In 1986 he brought the club to the pinnacle of success when the senior team, moulded in his image, won the All-Ireland club title against Buffers Alley, in what Paddy Downey of the Irish Times said was the best ever club final. Len’s qualities as a trainer and coach were also in demand on the intercounty scene. He was a selector on the Tipperary minor team which won the Munster final in 1973 and he filled the same role with the U21s in 1974. He was also a selector with the senior side in 1983, ’84 and ’86. In 1997 and 1998 he was manager of the Tipperary senior team, going within a puck of the ball of landing the All-Ireland crown with the ’97 side. Len was manager of the Clare senior team between 1991 and 1994, and even the most partisan Banner supporter acknowledges the crucial role he played in the rise to prominence of the saffron and blue. In 2006 was a selector on Tipperary U21 team that won Munster final and failed narrowly to capture the All-Ireland, losing a replay to Kilkenny. While Len’s first loyalty has always been to Kilruane MacDonaghs, he has also put his talents at the disposal of other clubs, but in doing so he never compromised his passionate allegiance to his own club. He trained Moycarkey (1982) and Clonoulty (1989) to win the Dan Breen Cup and he guided Shannon Rovers (1986) and Newport (1989) to county intermediate titles. He also steered Moneygall to county U21 hurling success in 1992.

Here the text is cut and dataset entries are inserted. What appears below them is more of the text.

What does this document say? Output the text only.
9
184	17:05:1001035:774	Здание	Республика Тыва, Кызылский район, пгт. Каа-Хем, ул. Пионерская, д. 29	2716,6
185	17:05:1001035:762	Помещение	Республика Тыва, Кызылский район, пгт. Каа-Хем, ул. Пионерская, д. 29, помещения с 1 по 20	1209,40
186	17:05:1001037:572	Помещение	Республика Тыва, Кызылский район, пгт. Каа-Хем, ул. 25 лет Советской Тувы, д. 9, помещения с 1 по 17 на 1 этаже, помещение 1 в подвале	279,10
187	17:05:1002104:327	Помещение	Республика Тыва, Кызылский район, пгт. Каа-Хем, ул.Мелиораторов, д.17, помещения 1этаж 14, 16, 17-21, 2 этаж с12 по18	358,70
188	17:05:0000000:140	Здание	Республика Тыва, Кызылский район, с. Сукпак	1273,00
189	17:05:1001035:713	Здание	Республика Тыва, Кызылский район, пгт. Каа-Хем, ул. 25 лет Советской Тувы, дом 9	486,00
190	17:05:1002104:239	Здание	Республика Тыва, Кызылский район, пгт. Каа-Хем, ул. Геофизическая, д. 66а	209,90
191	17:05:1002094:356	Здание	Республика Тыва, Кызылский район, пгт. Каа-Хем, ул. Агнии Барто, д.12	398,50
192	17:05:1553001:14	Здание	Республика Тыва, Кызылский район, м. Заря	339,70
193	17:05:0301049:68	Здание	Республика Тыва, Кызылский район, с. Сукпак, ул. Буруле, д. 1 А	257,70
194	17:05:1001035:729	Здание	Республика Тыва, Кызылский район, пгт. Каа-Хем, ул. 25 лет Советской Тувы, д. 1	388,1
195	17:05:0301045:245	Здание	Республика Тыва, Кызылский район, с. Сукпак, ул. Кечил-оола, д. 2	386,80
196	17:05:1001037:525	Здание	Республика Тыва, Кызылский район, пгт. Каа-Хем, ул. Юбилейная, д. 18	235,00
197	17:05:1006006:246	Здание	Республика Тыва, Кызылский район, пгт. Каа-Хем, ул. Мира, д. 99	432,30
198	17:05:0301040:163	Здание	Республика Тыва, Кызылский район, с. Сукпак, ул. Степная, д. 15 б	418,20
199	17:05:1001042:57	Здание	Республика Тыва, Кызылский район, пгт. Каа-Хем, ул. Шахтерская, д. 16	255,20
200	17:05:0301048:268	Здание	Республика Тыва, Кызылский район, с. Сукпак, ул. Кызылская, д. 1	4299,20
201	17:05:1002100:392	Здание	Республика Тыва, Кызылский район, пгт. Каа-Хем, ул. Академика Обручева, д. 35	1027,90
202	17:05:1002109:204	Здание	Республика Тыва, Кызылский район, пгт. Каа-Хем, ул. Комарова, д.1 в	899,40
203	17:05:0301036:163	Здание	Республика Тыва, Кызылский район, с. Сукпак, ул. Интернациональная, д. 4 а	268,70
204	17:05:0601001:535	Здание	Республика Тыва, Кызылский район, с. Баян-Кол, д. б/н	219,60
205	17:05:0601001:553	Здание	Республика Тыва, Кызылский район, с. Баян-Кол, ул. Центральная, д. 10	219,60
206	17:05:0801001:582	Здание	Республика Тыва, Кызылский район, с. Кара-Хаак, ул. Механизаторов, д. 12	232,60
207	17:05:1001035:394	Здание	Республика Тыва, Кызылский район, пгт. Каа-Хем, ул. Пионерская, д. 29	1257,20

Although heavily involved in the coaching and training of teams, Len found time to be an active and effective club committee member. He was club chairman in 1995 and 1996, overseeing the opening of the stand in Thomas MacDonagh Park in 1995 and served a second stint in the chair between 2002 and 2007. Len was the club’s county board delegate for eleven years (2004-2014). His contributions in the boardroom were always incisive and generally decisive. Len commanded respect when he spoke with his eloquence and oratory were seldom matched and never bettered. Local and national radio availed of his services as a match analyst for intercounty games. Len was selected as left wing-back on the North Tipperary Centenary hurling team (1951-2001) and he was also named on the best ever farming hurling team in 2005. On Friday, 22nd April 2016 Tipp FM recorded a special “Down Your Way Tribute” to Len in a packed clubroom. A galaxy of former inter-county stars including Eddie Keher, Donie Nealon, Mackey McKenna, Tom McLoughney, Pat McLoughney, Cyril Lyons, Liam King, Sean McLoughlin and Mick Murphy were in attendance. In 2017 Len was honoured with a Laochra Gael Award and he was also inducted into the Nenagh Guardian Sports Awards Hall of Fame. In 2018 he was elected President of Kilruane MacDonaghs. After sixty-three years of selfless service to Kilruane MacDonaghs, Len is as committed and as energetic as ever, with his infectious enthusiasm a source of inspiration to every other member of the club.
Honours won: All-Ireland senior (3); All-Ireland U21 (1); Munster U21 (2); Munster senior (6); Munster minor (1); National League (2); Oireachtas (4); Railway Cup (3); County senior (3); North senior (4); County junior (1); North junior (1); County U15 (1); North U15 (1); Dean Ryan (1).